O artigo, plasmado na proposta de alteração à Lei sobre o Regime Jurídico da Identificação Civil e Emissão do Bilhete de Identidade de Cidadão Nacional, foi apreciado esta sexta-feira, 20, em Luanda, numa sessão do Conselho de Ministros, presidida pelo Chefe de Estado angolano, João Lourenço.
Com a aprovação deste diploma pela Assembleia Nacional de Angola, onde irá a aprovação pelos deputados no próximo ano, a emissão do Bilhete de Identidade (BI) passa a ser feita mediante a apresentação da certidão narrativa completa, do assento de nascimento, da cópia integral do assento de nascimento ou da certidão de baptismo, se ocorrido antes de 1 de Junho de 1963, ou ainda do cartão de eleitor, desde que emitido até 31 de Março de 2017.
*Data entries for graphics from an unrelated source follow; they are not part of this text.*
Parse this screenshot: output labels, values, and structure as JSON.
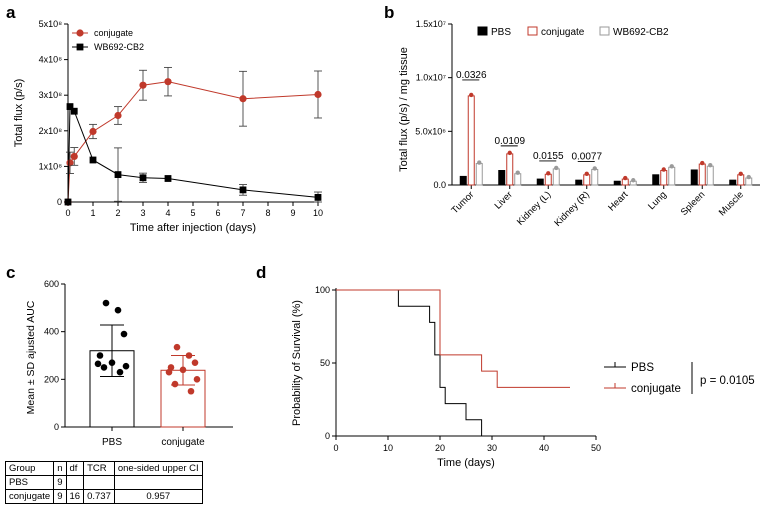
{
  "colors": {
    "conjugate": "#c0392b",
    "pbs": "#000000",
    "wb": "#9a9a9a",
    "survival_conjugate": "#c0392b"
  },
  "panel_a": {
    "label": "a",
    "chart_data": {
      "type": "line",
      "ylabel": "Total flux (p/s)",
      "xlabel": "Time after injection (days)",
      "yticks": [
        "0",
        "1x10⁸",
        "2x10⁸",
        "3x10⁸",
        "4x10⁸",
        "5x10⁸"
      ],
      "ylim": [
        0,
        5
      ],
      "xticks": [
        "0",
        "1",
        "2",
        "3",
        "4",
        "5",
        "6",
        "7",
        "8",
        "9",
        "10"
      ],
      "xlim": [
        0,
        10
      ],
      "series": [
        {
          "name": "conjugate",
          "x": [
            0,
            0.08,
            0.25,
            1,
            2,
            3,
            4,
            7,
            10
          ],
          "y": [
            0,
            1.1,
            1.28,
            1.98,
            2.43,
            3.28,
            3.38,
            2.9,
            3.02
          ],
          "err": [
            0,
            0.3,
            0.25,
            0.2,
            0.25,
            0.42,
            0.4,
            0.77,
            0.66
          ]
        },
        {
          "name": "WB692-CB2",
          "x": [
            0,
            0.08,
            0.25,
            1,
            2,
            3,
            4,
            7,
            10
          ],
          "y": [
            0,
            2.68,
            2.55,
            1.18,
            0.77,
            0.68,
            0.66,
            0.34,
            0.13
          ],
          "err": [
            0,
            0,
            0,
            0,
            0.75,
            0.13,
            0,
            0.15,
            0.15
          ]
        }
      ]
    }
  },
  "panel_b": {
    "label": "b",
    "chart_data": {
      "type": "bar",
      "ylabel": "Total flux (p/s) / mg tissue",
      "yticks": [
        "0.0",
        "5.0x10⁶",
        "1.0x10⁷",
        "1.5x10⁷"
      ],
      "ylim": [
        0,
        15
      ],
      "categories": [
        "Tumor",
        "Liver",
        "Kidney (L)",
        "Kidney (R)",
        "Heart",
        "Lung",
        "Spleen",
        "Muscle"
      ],
      "series": [
        {
          "name": "PBS",
          "values": [
            0.8,
            1.35,
            0.55,
            0.45,
            0.35,
            0.95,
            1.4,
            0.45
          ]
        },
        {
          "name": "conjugate",
          "values": [
            8.3,
            2.9,
            1.0,
            0.95,
            0.55,
            1.35,
            1.95,
            0.95
          ]
        },
        {
          "name": "WB692-CB2",
          "values": [
            2.0,
            1.05,
            1.5,
            1.45,
            0.35,
            1.65,
            1.75,
            0.65
          ]
        }
      ],
      "annotations": [
        {
          "text": "0.0326",
          "category": "Tumor"
        },
        {
          "text": "0.0109",
          "category": "Liver"
        },
        {
          "text": "0.0155",
          "category": "Kidney (L)"
        },
        {
          "text": "0.0077",
          "category": "Kidney (R)"
        }
      ]
    }
  },
  "panel_c": {
    "label": "c",
    "chart_data": {
      "type": "bar",
      "ylabel": "Mean ± SD ajusted AUC",
      "yticks": [
        "0",
        "200",
        "400",
        "600"
      ],
      "ylim": [
        0,
        600
      ],
      "categories": [
        "PBS",
        "conjugate"
      ],
      "values": [
        320,
        238
      ],
      "sd": [
        108,
        62
      ],
      "points": [
        [
          520,
          490,
          390,
          300,
          270,
          265,
          255,
          250,
          230
        ],
        [
          335,
          300,
          270,
          250,
          240,
          230,
          200,
          180,
          150
        ]
      ]
    },
    "table": {
      "headers": [
        "Group",
        "n",
        "df",
        "TCR",
        "one-sided upper CI"
      ],
      "rows": [
        [
          "PBS",
          "9",
          "",
          "",
          ""
        ],
        [
          "conjugate",
          "9",
          "16",
          "0.737",
          "0.957"
        ]
      ]
    }
  },
  "panel_d": {
    "label": "d",
    "chart_data": {
      "type": "line",
      "ylabel": "Probability of Survival (%)",
      "xlabel": "Time (days)",
      "yticks": [
        "0",
        "50",
        "100"
      ],
      "ylim": [
        0,
        100
      ],
      "xticks": [
        "0",
        "10",
        "20",
        "30",
        "40",
        "50"
      ],
      "xlim": [
        0,
        50
      ],
      "series": [
        {
          "name": "PBS",
          "steps": [
            [
              0,
              100
            ],
            [
              12,
              100
            ],
            [
              12,
              88.9
            ],
            [
              18,
              88.9
            ],
            [
              18,
              77.8
            ],
            [
              19,
              77.8
            ],
            [
              19,
              55.6
            ],
            [
              20,
              55.6
            ],
            [
              20,
              33.3
            ],
            [
              21,
              33.3
            ],
            [
              21,
              22.2
            ],
            [
              25,
              22.2
            ],
            [
              25,
              11.1
            ],
            [
              28,
              11.1
            ],
            [
              28,
              0
            ]
          ]
        },
        {
          "name": "conjugate",
          "steps": [
            [
              0,
              100
            ],
            [
              20,
              100
            ],
            [
              20,
              55.6
            ],
            [
              28,
              55.6
            ],
            [
              28,
              44.4
            ],
            [
              31,
              44.4
            ],
            [
              31,
              33.3
            ],
            [
              45,
              33.3
            ]
          ]
        }
      ],
      "pvalue": "p = 0.0105"
    }
  }
}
Sobre o desfecho desta luta que tem vindo a ser travada pela Handeka, Alexandra Simeão, presidente da ONG, diz que finalmente o Governo angolano deu um passo definitivo para a resolução de “uma situação incomportável para qualquer Estado”, pois no país existem 11 milhões de pessoas que não têm registo civil.
“Ao entregar um cartão de eleitor, o Estado está a dar ao cidadão a presunção de nacionalidade, pois autorizando-o a votar está a assumir que é angolano, já que apenas os cidadãos nacionais podem fazê-lo”, defende Alexandra Simão.
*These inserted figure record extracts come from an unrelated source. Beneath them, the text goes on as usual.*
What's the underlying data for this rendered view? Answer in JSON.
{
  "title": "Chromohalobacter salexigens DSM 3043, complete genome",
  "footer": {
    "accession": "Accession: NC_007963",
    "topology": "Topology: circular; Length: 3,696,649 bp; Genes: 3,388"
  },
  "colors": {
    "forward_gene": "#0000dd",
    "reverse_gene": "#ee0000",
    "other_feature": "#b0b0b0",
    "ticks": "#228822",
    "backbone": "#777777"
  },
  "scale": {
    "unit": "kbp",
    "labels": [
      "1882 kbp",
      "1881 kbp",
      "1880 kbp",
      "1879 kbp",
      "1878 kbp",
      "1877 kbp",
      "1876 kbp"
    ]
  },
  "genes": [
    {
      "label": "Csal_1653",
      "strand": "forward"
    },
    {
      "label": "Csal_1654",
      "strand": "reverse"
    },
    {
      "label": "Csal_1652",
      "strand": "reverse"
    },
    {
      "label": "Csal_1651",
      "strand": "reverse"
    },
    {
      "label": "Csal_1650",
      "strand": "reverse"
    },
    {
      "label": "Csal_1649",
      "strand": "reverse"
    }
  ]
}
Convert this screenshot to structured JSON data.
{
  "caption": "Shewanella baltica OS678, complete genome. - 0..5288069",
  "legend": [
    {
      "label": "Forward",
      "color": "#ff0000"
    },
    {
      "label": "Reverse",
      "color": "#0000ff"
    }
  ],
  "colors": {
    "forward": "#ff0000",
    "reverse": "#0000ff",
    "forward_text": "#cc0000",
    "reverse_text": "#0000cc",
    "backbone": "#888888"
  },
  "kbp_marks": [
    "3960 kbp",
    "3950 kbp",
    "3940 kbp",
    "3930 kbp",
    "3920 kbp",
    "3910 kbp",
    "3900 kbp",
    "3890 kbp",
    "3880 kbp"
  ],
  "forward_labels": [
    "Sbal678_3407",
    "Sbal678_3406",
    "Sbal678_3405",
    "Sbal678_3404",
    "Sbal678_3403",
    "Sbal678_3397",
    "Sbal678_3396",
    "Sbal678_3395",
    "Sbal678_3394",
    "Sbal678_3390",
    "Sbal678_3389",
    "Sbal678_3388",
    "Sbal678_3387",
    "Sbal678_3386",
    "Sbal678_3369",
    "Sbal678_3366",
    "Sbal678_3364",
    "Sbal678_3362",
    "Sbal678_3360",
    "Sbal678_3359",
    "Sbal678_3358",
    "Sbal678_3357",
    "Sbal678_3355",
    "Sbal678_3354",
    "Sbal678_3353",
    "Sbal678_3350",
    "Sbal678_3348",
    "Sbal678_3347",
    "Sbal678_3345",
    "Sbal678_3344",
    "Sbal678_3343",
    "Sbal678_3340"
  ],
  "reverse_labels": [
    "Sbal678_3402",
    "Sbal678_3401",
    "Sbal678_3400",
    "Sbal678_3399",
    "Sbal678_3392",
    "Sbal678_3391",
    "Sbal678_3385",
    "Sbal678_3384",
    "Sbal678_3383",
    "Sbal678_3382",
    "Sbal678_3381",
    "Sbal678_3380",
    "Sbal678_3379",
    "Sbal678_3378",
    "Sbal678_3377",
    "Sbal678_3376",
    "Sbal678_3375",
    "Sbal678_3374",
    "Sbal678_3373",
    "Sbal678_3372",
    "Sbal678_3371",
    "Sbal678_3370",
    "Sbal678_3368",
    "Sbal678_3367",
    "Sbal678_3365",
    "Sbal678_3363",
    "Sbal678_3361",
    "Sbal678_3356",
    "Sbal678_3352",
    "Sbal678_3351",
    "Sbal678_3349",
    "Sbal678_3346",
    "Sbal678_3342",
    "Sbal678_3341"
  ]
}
“Estas pessoas não podem estudar depois da 6ª classe, não podem trabalhar, não podem tirar a carta de condução, não podem casar, não podem abrir uma conta num banco, não podem comprar uma moto e registá-la, não podem fazer uma escritura do seu terreno ou da sua casa, não podem viajar de avião, nem de carro pelo país, pois se forem apanhados num controlo correm o risco de acabar a dormir na cadeia. Não podem sequer entrar numa instituição pública porque não têm identificação. Não podem tirar um curso profissional. Não podem registar os seus filhos. No limite, nem sequer podem morrer decentemente, pois sem BI não serão enterrados em nenhum cemitério”.
A presidente da Handeka aproveitou para chamar a atenção do Governo angolano que não será aceitável que, em 2022, alguém possa ter acesso ao cartão de eleitor com base em prova testemunhal sem Bilhete de Identidade. “Não se pode continuar a dar cartões de eleitor a quem não tem Bilhete de Identidade e acontecer o que aconteceu nas eleições gerais de 2017. É aproveitar para endireitar o leme deste navio”.
Após as eleições gerais, em 2017, várias notícias veiculadas pela imprensa local davam conta de cartões de eleitor e cartões de militante do Movimento Popular de Libertação de Angola - MPLA, partido no poder desde a independência, em 1975, nas mãos de cidadãos da República Democrática do Congo (RDC), expulsos de Angola meses depois do acto eleitoral.